4. févr., 2022

L'abandon des aînés, "une euthanasie déguisée"

Un livre paru le mercredi 26 janvier dénonce la maltraitance des personnes âgées en Ehpad (établissement d’hébergement pour personnes âgées dépendantes) mais aussi les rudes conditions de travail des équipes d’aidants et de soignants (Les Fossoyeurs de Victor Castanet, Fayard, 390 p., 22,90 €). Ces graves dysfonctionnements interrogent tout le système de prise en charge du grand âge et de la dépendance en France. Il s’agit d’un sujet majeur dans les sociétés occidentales qui, en raison de la baisse de la fécondité et de celle de la mortalité, voient leur population vieillir. Sont questionnés aussi bien notre conception de la santé, de l’autonomie, de la dépendance que le choix social d’une « concentration » des personnes âgées dans des établissements d’hébergement, qui peuvent devenir des lieux de maltraitance.

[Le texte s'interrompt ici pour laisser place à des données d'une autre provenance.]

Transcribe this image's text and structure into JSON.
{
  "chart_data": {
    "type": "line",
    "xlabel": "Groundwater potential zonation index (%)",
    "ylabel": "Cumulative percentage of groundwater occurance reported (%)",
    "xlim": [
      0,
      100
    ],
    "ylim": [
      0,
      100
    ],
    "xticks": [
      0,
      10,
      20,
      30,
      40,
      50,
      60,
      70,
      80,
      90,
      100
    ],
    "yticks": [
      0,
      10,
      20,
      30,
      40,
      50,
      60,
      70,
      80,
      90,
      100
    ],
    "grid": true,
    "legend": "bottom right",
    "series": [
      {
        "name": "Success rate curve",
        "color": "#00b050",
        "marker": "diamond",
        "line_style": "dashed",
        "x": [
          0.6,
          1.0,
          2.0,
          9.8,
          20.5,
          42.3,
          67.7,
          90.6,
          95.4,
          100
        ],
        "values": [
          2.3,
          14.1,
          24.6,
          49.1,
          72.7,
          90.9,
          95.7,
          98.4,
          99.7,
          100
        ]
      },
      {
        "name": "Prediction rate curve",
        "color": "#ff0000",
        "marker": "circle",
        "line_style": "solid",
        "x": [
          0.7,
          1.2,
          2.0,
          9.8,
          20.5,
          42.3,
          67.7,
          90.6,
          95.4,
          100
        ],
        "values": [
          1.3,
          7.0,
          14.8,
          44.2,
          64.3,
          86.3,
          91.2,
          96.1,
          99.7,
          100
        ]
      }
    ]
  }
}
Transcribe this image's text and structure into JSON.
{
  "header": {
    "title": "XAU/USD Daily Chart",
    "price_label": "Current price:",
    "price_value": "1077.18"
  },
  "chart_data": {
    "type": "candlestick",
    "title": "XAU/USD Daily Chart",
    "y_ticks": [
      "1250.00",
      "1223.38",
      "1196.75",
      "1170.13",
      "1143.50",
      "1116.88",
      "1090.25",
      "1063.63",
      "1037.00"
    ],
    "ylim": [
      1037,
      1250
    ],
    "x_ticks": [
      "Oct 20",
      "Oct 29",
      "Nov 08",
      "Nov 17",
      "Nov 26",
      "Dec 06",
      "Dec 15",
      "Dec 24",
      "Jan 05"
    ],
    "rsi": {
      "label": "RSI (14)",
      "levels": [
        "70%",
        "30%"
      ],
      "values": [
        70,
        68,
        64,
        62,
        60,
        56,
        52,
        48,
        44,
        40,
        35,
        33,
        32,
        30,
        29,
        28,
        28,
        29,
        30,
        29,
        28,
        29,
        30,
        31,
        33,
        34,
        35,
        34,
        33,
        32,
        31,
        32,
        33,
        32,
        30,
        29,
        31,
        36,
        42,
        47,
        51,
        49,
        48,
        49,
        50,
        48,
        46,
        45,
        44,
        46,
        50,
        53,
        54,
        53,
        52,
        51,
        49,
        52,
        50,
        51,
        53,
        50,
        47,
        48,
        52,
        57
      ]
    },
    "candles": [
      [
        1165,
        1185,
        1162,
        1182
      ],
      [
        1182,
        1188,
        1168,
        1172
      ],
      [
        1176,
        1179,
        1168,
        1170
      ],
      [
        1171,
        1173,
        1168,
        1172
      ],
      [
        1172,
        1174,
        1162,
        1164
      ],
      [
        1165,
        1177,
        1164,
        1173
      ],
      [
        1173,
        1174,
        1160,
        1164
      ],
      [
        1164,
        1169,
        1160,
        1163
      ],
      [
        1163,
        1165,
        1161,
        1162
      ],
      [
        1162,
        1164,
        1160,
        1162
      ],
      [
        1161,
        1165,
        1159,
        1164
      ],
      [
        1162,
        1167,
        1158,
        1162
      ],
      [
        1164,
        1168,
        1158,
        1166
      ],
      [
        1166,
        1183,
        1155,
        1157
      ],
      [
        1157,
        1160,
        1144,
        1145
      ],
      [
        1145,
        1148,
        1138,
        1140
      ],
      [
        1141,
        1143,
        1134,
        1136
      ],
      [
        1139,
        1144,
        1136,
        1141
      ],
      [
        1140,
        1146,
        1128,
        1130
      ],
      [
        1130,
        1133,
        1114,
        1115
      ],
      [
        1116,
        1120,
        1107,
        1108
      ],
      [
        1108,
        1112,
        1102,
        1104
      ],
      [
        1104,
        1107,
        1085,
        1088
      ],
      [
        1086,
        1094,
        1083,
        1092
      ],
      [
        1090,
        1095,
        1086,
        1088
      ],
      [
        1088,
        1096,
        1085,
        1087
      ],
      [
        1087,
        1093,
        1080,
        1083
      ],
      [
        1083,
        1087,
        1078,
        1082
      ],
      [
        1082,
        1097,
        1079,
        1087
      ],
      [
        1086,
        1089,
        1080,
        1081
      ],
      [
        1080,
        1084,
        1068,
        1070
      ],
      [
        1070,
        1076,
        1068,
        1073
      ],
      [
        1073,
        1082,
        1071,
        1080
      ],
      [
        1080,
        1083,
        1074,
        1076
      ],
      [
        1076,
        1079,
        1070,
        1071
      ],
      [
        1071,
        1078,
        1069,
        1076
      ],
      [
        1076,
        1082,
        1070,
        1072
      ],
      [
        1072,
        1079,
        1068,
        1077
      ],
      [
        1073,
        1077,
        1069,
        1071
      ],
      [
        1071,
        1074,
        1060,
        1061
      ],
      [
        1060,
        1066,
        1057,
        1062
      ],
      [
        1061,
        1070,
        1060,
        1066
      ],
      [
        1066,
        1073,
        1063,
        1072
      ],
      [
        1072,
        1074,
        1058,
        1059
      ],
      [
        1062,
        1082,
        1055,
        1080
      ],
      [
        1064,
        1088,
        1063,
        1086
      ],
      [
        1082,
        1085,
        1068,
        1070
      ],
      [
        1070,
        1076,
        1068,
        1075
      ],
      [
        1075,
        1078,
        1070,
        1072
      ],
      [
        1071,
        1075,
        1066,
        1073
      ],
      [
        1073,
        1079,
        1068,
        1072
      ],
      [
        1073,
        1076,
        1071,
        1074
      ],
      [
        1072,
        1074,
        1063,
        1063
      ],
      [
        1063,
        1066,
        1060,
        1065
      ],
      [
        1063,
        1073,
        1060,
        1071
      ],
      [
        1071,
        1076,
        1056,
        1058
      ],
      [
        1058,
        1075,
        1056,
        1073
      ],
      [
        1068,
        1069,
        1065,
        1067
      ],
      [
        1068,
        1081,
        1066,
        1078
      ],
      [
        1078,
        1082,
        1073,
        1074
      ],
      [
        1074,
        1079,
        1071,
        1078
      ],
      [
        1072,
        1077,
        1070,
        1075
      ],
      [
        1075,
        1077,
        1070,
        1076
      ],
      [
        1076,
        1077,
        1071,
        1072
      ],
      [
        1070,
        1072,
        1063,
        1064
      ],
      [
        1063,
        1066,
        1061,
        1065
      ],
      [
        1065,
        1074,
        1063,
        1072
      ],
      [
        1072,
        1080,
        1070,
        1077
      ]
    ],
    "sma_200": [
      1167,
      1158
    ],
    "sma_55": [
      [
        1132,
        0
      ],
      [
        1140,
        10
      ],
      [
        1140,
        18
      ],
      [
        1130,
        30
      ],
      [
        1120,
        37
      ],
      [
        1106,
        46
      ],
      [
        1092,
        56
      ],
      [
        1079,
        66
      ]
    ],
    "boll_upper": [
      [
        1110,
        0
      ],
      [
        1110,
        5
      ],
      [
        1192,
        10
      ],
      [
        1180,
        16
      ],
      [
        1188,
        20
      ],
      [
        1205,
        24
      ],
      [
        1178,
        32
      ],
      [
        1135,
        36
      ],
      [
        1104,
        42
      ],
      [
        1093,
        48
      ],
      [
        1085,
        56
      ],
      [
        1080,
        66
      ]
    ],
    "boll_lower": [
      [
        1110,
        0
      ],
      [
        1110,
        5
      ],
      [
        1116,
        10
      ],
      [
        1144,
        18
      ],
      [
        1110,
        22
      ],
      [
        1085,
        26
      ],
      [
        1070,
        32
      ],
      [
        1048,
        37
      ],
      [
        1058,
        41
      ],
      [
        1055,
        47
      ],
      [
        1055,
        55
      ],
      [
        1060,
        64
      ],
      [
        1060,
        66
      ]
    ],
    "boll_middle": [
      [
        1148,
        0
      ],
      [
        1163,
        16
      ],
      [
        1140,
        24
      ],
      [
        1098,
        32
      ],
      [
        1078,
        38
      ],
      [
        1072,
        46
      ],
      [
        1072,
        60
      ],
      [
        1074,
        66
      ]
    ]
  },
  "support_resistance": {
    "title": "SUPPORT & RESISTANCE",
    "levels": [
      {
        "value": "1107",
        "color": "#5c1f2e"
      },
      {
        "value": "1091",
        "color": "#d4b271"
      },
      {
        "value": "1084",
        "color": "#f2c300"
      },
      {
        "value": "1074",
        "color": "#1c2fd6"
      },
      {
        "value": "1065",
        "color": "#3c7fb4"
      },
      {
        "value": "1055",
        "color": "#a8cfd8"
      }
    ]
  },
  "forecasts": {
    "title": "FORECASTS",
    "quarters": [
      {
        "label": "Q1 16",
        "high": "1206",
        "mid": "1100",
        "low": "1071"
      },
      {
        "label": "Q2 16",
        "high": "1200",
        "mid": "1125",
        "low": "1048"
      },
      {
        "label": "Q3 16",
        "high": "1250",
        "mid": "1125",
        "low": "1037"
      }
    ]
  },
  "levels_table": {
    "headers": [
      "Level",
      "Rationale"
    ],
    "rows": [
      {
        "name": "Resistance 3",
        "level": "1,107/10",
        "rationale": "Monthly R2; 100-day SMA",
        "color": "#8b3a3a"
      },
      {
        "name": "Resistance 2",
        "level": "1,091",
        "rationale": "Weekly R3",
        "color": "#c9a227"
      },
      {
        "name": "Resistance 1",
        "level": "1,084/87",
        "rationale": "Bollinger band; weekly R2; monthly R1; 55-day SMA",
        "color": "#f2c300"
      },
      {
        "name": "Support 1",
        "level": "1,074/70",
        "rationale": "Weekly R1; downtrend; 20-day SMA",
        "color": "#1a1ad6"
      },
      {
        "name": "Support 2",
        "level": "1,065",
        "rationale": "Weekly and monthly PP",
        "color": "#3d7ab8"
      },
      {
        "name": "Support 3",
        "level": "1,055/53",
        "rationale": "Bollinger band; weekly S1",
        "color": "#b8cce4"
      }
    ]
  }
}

 « Combien de fois on jette les personnes âgées dans un abandon qui n'est ni plus ni moins qu'une euthanasie cachée ! C'est l'effet de la culture du déchet qui fait tant de mal à notre monde », dénonçait déjà le pape François en 2014. Pour répondre au défi du grand âge et de la dépendance, il est donc urgent que notre société marquée par le jeunisme change son regard sur la vieillesse.

 Vieillir n’est pas une maladie ou un malheur. La vieillesse est une nouvelle période de la vie. Elle peut certes être marquée par un déclin des forces et divers désagréments liés à l’âge, mais cela n’enlève rien à la dignité des personnes et au respect qui leur est dû. « Les maisons de retraite devraient être les “poumons” de l’humanité dans un pays, un quartier, une paroisse. Elles devraient être des “sanctuaires” d’humanité, où la personne qui est âgée et faible est soignée comme un frère ou une sœur aînée », déclarait encore François. Une manière de dire que le soin des personnes âgées n’est pas qu’une affaire de professionnels. Chacun devrait donc se sentir concerné par le bien-être des aînés. Ne serait-ce qu’en leur rendant régulièrement visite, pour leur signifier que nous ne les avons pas abandonnés et qu’ils continuent de compter à nos yeux.